East Baton Rouge Parish / Greater Baton Rouge Area

Louisiana is unique due to the many peoples who settled here.  Along with each group came unique customs and foods that have melded into one very diverse culture.  Baton Rouge is the epitome of this melting pot and this wonderful mix of heritage is what gives Louisianans their "joie de vivre" (love of life). And these warm and friendly folks are always anxious to share their way of life with visitors and newcomers alike!

Located in East Baton Rouge Parish, Baton Rouge is an incorporated city within what is known as the Greater Baton Rouge Area.  This name mostly refers to the combined City – Parish form of government, but it also refers to the city plus all surrounding areas.   Some of the other towns within the parish of East Baton Rouge are Baker, Zachary and Central. 

Baton Rouge is Louisiana’s State Capital and boasts the tallest State Capitol building in the U.S.  The fact that City, Parish and State government business goes on in Baton Rouge provides for a lot of local revenue, as well as jobs.  Below is the current State Capitol building and grounds, as well as the architectural gem / The Old State Capitol that served the state until the 1930s.   

New and Old State capitals.png

Business and industry thrive well in the Baton Rouge area also.  Major plants and refineries stretch along the river road on both sides of the river from Baton Rouge to New Orleans.  The Port of Greater Baton Rouge is the largest inland port in the world and docks barges and ships from all over the globe.  As well, Baton Rouge offers major medical facilities and is home to Our Lady of the Lake, Ochsner, Baton Rouge General and Woman’s Hospitals.  


Education opportunities abound in Baton Rouge with K – 12 public, private and parochial schools, a Community College and 2 Universities.  Southern University is located north of the city, while Louisiana State University is located near the River Road in town.  LSU enjoys an athletic following matched by few. A member of the Southeastern Conference, all sports are supported avidly, especially championship baseball and football teams. Tiger Stadium seats 100,000+ people and it is at or near capacity every home game. To LSU’s competitors, the football stadium is known as Death Valley.  In Baton Rouge, it is fondly known as “the best party in town with 100,000 of your friends”!
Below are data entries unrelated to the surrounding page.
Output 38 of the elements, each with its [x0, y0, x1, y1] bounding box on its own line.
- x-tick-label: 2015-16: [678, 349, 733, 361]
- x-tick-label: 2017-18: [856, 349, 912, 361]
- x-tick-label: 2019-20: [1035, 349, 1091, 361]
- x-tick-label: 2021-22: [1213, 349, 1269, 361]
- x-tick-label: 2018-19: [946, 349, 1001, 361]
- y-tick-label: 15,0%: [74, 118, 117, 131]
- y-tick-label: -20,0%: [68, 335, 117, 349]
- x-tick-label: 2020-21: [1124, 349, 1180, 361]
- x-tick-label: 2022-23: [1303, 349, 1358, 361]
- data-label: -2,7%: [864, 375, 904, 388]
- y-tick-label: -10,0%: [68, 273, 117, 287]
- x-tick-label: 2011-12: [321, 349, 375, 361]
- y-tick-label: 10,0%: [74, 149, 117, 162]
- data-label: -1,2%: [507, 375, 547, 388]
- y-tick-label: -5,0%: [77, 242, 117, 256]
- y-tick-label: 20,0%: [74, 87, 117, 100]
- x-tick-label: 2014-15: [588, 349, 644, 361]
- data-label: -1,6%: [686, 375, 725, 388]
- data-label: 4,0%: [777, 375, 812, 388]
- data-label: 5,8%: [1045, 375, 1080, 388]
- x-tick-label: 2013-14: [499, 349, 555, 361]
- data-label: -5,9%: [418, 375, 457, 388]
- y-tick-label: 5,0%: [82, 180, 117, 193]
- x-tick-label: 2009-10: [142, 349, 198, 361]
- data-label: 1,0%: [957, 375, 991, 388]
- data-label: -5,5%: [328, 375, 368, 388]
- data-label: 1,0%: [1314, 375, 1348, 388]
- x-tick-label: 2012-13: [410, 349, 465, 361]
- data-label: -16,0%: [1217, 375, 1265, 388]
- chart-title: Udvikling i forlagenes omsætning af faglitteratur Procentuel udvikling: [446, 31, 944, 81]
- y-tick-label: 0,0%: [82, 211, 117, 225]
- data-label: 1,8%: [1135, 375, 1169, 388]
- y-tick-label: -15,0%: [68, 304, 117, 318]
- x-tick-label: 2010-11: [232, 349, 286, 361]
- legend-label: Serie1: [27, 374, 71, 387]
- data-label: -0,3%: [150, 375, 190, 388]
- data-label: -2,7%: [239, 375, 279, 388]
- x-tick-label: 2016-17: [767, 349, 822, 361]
Agriculture has a long history in the Baton Rouge area and some of the more rural parishes outside the city are still largely farming communities. Baton Rouge is situated in the heart of "plantation country" that runs along both sides of the Mississippi River from the Feliciana parishes to New Orleans.  Some of these historic homes are still open to the public, such as Houmas House, Rosedown and Nottoway.  Houmas House (photo above) is a favorite for artists. Rosedown’s furnishings and contents are all original to the home and the grounds are listed as one of the Nation's five most important historic gardens. And Nottoway is known as the “Granddaddy of them All”.  Located in the town of White Castle, the town derived its name from the nickname for this emense white home that resembles a castle. 

Just an hour southeast of Baton Rouge is the city of New Orleans. Much has been written about "The Big Easy" and even those who have not visited the city have been exposed to its French Quarter and Mardi Gras through several movies. From the architecture and music to the food and dialects, New Orleans is a feast for the senses!  The National D-Day Museum, Aquarium of America, and a world class Zoo are some of the more popular attractions.  And of course an “attraction” of its own … the French Quarter.

One hour southwest of Baton Rouge is the area known as "Acadiana". French-speaking people known as Cajuns (short for Acadians) settled much of south Louisiana, with a large concentration making Lafayette and the surrounding areas their home; thus being nicknamed Acadiana. Expelled by the British from their homeland of L'Acadie, the French region of Nova Scotia Canada, these settlers have had a profound influence on South Louisiana! This influence can be heard in their dialect and music, tasted in Louisiana's favorite dishes, but mostly it can be felt! Felt because the Cajun's tremendous zest for life is evident in how Louisiana loves to have fun! Or as a Cajun would say - "Man Cher, they pass a good time!"